Selanjutnya, pendidikan pesantren dengan pendidikan lain tentu berbeda,
dalam pesantren Kyai memiliki kedudukan sangat penting dan juga sangat tinggi
dalam mendidik ustadz dan para santri. Kyai adalah pendiri, pemilik, sesepuh,
pengajar dan pemimpin sebuah pesantren. Adapun ciri pendidikan pesantren
yaitu:
1. Adanya hubungan yang akrab antara santri dengan kyainya
2. Adanya kepatuhan santri kepada kyai
3. Hidup hemat dan penuh kesederhanaan
4. Kemandirian
5. Jiwa tolong menolong dan suasana persaudaraan
6. Kedisiplinan
7. Berani menderita untuk mencapai suatu tujuan
8. Pemberian ijazah (Samsul Nizar, 2007: 289)
Dalam mewujudkan pendidikan pesantren kai memegang peran penting. Kyai
yang merupakan pendidik utama di pesantren memiliki kedudukan yang sangat
tinggi, hal ini bukan karena aspek materi atau kekayaan, akan tetapi karena derajat
guru yang memang dimuliakan dalam Islam. Guru menjalankan tugas pokok dan
fungsi yang berperan multi peran, yaitu sebagai pendidik, pengajar, dan pelatih
atau pembimbing.
Kemudian Kyai merupakan pengasuh sekaligus pendidik di pesantren, maka
peran kiai lebih kompleks dari guru yakni memimpin dan mengorganisasikan
semua komponen di pesantren, serta mengajar dan membimbing santri.

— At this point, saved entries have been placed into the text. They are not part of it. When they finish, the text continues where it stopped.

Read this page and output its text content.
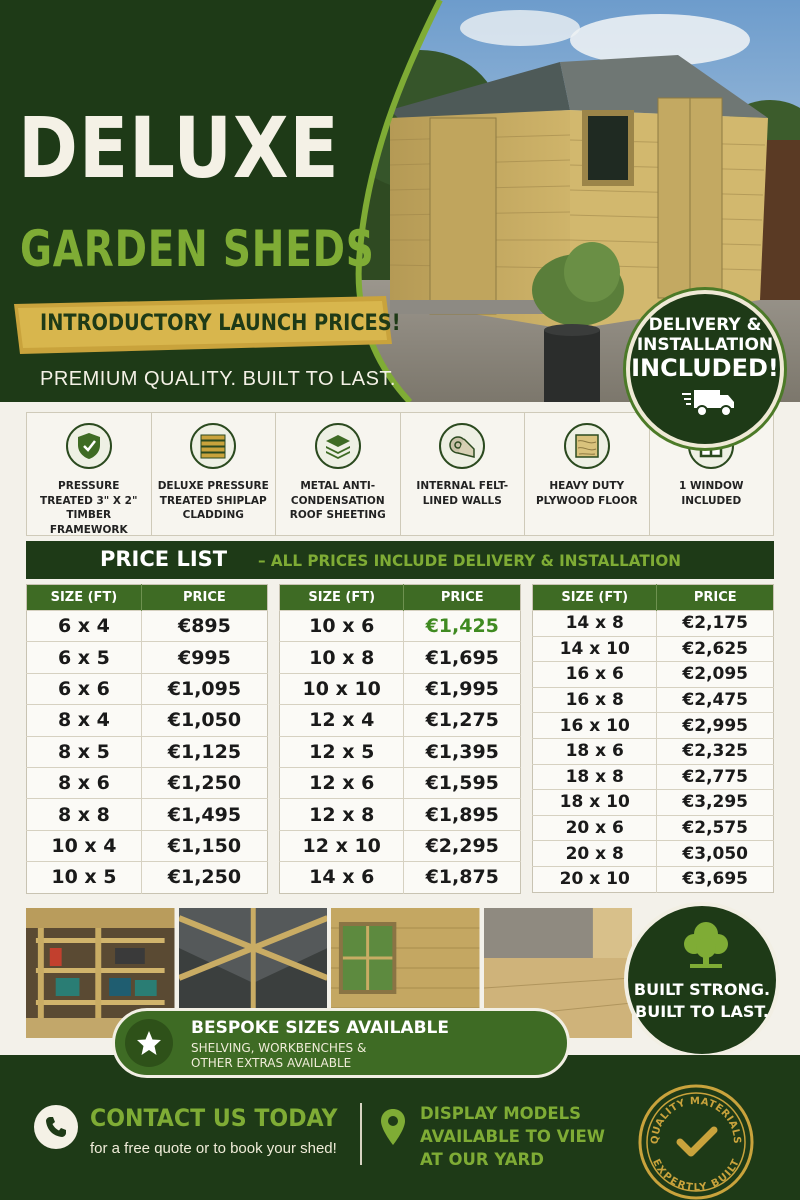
DELUXE
GARDEN SHEDS
INTRODUCTORY LAUNCH PRICES!
PREMIUM QUALITY. BUILT TO LAST.
DELIVERY &
INSTALLATION
INCLUDED!
PRESSURE TREATED 3" X 2" TIMBER FRAMEWORK
DELUXE PRESSURE TREATED SHIPLAP CLADDING
METAL ANTI-CONDENSATION ROOF SHEETING
INTERNAL FELT-LINED WALLS
HEAVY DUTY PLYWOOD FLOOR
1 WINDOW INCLUDED
PRICE LIST – ALL PRICES INCLUDE DELIVERY & INSTALLATION
SIZE (FT)	PRICE
6 x 4	€895
6 x 5	€995
6 x 6	€1,095
8 x 4	€1,050
8 x 5	€1,125
8 x 6	€1,250
8 x 8	€1,495
10 x 4	€1,150
10 x 5	€1,250
SIZE (FT)	PRICE
10 x 6	€1,425
10 x 8	€1,695
10 x 10	€1,995
12 x 4	€1,275
12 x 5	€1,395
12 x 6	€1,595
12 x 8	€1,895
12 x 10	€2,295
14 x 6	€1,875
SIZE (FT)	PRICE
14 x 8	€2,175
14 x 10	€2,625
16 x 6	€2,095
16 x 8	€2,475
16 x 10	€2,995
18 x 6	€2,325
18 x 8	€2,775
18 x 10	€3,295
20 x 6	€2,575
20 x 8	€3,050
20 x 10	€3,695
BUILT STRONG.
BUILT TO LAST.
BESPOKE SIZES AVAILABLE
SHELVING, WORKBENCHES & OTHER EXTRAS AVAILABLE
CONTACT US TODAY
for a free quote or to book your shed!
DISPLAY MODELS
AVAILABLE TO VIEW
AT OUR YARD
QUALITY MATERIALS
EXPERTLY BUILT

Berkaitan
dengan pemimpin, Allah swt. berfirman:

         

    

Artinya: “dan Dia lah yang menjadikan kamu penguasa-penguasa di bumi


dan Dia meninggikan sebahagian kamu atas sebahagian (yang lain)
beberapa derajat, untuk mengujimu tentang apa yang diberikan-Nya
kepadamu”. (al-An’am: 165) (Departemen agama RI, 2007: 151)
Ayat di atas menjelaskan bahwa pemimpin adalah penguasa yang
bertanggung Jawab atas anggota yang di pimpinnya, derajat pemimpin lebih
tinggi karena memiliki tanggung Jawab besar yang akan dimintai pertanggung
Jawabannya di ahirat kelak.
Melihat peran kyai yang begitu kompleks, kepemimpinan kyai tentu memiliki
pengaruh yang sangat penting dan juga sangat besar pengaruhnya terhadap
kelangsungan dalam proses pembentukan loyalitas bagi para ustadz di pondok
pesantren. Dengan sifat kepemimpinan kyai yang menawan sehingga menjadikan
para ustadz menjadi patuh dan mau menjalankan apa yang diperintahkan oleh kyai
kepada dirinya. Ustadz juga membantu tugas kyai dalam menjalankan program
yang ada di pondok pesantren.
Kepemimpinan kyai dan pelaksanaan tugas-tugas kyai sebagai pemimpin di
pesantren akan memberikan kontribusi yang banyak untuk membentuk loyalitas
ustadz. Kyai yang tegas dalam memimpin, ustadz akan segan dan patuh dalam
menjalankan aturan-aturan di pesantren. Kepemimpinan seseorang akan
menentukan kemajuan dan keberhasilan anggota yang dipimpinnya, begitu juga
kepemimpinan seorang kyai akan berpengaruh bagi keberhasilan dalam
membentuk loyalitas ustadz. Kepatuhan para ustadz dapat tercermin dari
bagaimana seorang kyai memanajemen kegiatan di pesantren.